La directrice de la SONAGESS rassure

"L'opération de vente de céréales à prix social se déroule très bien, il y a assez de vivres pour tout le monde jusqu'aux prochaines récoltes. Donc, il n'y a vraiment pas lieu de s'inquieter". Ainsi s'exprimait Fatimata Ouédraogo, directrice de la Société nationale de gestion de stock de sécurité (SONAGESS), que nous avons rencontrée le 18 décembre 2007 à Ouagadougou. Au total,16 provinces sont concernées par l'opération, selon elle. Il s'agit des 15 déclarées déficitaires, plus celle de l'Oubritenga. A ce jour, indiquait-elle,13 centres de vente étaient ouverts et les stocks des 3 autres étaient en route. "Les difficultés ne manquent jamais pour ce type d'opération. Parfois, on a de petites incompréhensions avec les COPROSUR, mais avec les différentes concertations, nous arrivons à les surmonter", poursuit-elle, avant de préciser qu'en ce qui concerne les plus démunis, qui n'auraient pas les moyens pour s'acheter le sac de 9 000 F CFA, des crénaux de distributions gratuites sont prévus, notamment au niveau du CONASUR. S'agissant de l'origine des vivres constituant le stock de sécurité, Mme Ouédraogo dira que ceux-ci sont collectés par l'Etat dans les zones excédentaires, et la SONAGESS est chargée de leur gestion en cas de crise.

ENCADRE 3

La petite irrigation à la rescousse

Malgré les mauvaises récoltes enregistrées cette année dans le Koulpelgo, les autorités locales et les populations ne sont pas près de se laisser aller à la résignation. Des mesures palliatives sont envisagées. Au nombre de celles-ci, l'accent particulier mis sur les cultures de contre-saison, avec la petite irrigation.
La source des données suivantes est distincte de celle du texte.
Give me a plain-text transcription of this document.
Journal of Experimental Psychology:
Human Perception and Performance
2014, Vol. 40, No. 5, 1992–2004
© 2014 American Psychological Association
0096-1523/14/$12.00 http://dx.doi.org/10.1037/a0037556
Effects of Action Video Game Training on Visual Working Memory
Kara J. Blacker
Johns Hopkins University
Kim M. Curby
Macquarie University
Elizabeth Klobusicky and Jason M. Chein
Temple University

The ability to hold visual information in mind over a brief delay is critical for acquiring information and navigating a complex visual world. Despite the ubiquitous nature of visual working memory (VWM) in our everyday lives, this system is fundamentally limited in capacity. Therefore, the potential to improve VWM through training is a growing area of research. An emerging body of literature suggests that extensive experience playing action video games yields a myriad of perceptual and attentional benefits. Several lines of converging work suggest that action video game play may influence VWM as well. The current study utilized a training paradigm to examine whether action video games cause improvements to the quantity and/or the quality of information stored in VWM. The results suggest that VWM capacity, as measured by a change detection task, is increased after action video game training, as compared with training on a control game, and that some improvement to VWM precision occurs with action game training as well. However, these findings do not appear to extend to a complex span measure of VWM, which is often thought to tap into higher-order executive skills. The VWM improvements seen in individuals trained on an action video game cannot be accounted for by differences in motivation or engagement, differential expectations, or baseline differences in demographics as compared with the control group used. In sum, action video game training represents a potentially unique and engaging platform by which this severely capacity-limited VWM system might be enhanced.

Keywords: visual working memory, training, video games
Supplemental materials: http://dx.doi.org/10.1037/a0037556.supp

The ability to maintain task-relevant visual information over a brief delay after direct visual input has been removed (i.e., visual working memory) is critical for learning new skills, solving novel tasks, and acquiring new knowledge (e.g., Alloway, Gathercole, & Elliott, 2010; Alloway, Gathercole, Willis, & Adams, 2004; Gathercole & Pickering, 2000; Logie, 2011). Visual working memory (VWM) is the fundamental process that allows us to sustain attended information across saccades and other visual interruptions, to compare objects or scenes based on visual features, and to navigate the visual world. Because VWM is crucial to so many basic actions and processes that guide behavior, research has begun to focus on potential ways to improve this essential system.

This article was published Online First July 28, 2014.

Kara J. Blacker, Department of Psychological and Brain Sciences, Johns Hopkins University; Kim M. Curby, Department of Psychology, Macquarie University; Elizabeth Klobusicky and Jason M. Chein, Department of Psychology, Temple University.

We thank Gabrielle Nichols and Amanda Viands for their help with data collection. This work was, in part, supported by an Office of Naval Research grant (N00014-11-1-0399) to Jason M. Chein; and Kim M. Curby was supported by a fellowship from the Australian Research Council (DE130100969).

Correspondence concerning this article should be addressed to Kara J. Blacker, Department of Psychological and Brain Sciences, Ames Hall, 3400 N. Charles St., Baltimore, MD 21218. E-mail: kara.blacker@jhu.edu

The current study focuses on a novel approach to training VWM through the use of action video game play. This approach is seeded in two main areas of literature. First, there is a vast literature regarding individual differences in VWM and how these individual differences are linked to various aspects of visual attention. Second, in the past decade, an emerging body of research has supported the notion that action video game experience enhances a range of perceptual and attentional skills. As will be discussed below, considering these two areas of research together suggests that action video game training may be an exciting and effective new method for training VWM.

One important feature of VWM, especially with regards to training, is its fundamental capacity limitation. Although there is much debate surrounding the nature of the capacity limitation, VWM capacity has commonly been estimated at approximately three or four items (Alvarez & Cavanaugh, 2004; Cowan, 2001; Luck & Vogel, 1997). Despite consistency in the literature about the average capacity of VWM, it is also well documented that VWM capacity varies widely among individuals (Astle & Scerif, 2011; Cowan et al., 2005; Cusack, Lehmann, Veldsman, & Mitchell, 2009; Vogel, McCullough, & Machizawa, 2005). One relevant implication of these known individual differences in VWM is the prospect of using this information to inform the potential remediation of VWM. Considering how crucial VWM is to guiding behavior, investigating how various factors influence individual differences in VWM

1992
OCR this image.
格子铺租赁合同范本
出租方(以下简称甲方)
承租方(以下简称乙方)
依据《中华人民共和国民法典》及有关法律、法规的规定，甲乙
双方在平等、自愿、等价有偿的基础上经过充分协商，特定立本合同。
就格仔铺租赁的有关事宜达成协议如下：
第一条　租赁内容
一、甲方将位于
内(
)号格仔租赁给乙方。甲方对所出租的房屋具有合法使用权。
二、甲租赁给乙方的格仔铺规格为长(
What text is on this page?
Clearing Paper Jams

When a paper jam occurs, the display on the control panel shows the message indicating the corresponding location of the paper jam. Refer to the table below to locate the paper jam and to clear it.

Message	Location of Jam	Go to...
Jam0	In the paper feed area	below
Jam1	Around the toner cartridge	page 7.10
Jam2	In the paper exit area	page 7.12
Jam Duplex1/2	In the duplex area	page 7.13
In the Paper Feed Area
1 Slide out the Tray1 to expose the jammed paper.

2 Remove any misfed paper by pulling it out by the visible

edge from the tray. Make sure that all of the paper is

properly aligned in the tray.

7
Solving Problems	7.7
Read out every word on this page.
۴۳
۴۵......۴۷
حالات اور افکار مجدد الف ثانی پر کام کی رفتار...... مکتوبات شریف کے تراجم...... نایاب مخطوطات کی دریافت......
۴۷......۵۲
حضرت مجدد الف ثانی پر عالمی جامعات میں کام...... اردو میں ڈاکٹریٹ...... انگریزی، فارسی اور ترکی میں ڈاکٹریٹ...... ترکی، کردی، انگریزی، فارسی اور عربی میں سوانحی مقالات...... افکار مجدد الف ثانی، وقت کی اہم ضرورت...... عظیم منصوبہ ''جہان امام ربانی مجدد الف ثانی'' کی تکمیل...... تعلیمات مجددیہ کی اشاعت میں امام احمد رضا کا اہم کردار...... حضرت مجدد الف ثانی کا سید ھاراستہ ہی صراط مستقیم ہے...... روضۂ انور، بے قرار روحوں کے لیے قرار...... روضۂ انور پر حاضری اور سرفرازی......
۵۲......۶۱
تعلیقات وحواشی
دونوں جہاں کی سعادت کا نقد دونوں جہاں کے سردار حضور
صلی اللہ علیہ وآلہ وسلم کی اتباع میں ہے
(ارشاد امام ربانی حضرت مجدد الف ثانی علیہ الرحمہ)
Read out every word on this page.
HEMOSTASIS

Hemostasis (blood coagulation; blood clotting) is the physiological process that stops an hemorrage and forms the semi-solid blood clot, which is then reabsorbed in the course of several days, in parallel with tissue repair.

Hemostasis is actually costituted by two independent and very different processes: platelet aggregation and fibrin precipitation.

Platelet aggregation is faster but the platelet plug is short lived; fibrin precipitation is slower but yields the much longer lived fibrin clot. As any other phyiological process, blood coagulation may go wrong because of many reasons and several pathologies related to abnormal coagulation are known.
Cela en vue de compenser le manque dans la perspective de la prochaine saison. Cependant, cette ambition se trouve entravée par un problème de retenues d'eau. A en croire le haut-commissaire, les pluies diluviennes qui se sont abattues sur la province courant juillet - août n'ont pas fait que des sinistrés. Leurs flots dévastateurs ont emporté la plupart des retenues d'eau de la province. Le cas le plus saisissant serait celui d'un grand barrage construit à coût de milliards et qui a été emporté bien avant d'être réceptionné.

 

ENCADRE 4

Quand les pesanteurs culturelles aussi s'interposent

Parmi les facteurs expliquant le faible engouement de la population pour les stocks vendus à prix social, à en croire certaines indiscrétions, il y a un blocage social lié à certaines considérations culturelles encore vivaces au Koulpelgo. En effet, en pays Yaana (ethnie majoritaire locale), il est mal vu qu'un chef de famille, après les récoltes, soit en train de traîner un sac de vivres dans la rue pour aller nourrir sa famille. Cela serait le signe de son incapacité; toute chose qui le destine à la risée populaire. C'est pourquoi, quand bien même ils n'auraient rien pour se nourrir, certains chefs de famille, au nom de cet orgueil social, traînent encore les pieds. Mais jusqu'où ces considérations pourront-elles tenir tête à la nécessité de survie?

ENCADRE 5

Les variétés précoces comme panacée

Du côté des responsables agricoles du Koulpelgo, on explique le fait que la province éprouve aussi durement la brieveté de la saison pluvieuse par le fait que, habituées aux longues saisons, les populations utilisent le plus souvent les variétés tardives, c'est-à-dire celles à cycle de 120 jours. Pour ce genre de cultures, les courtes saisons pluvieuses s'avèrent très catastrophiques. C'est pourquoi, à l'avenir, on entend encourager les variétés hâtives. Toutefois, on ne se leurre pas quant à l'immensité du travail à abattre, quant au changement de mentalité au sein des populations qui mettront du temps pour renoncer à leurs anciennes habitudes.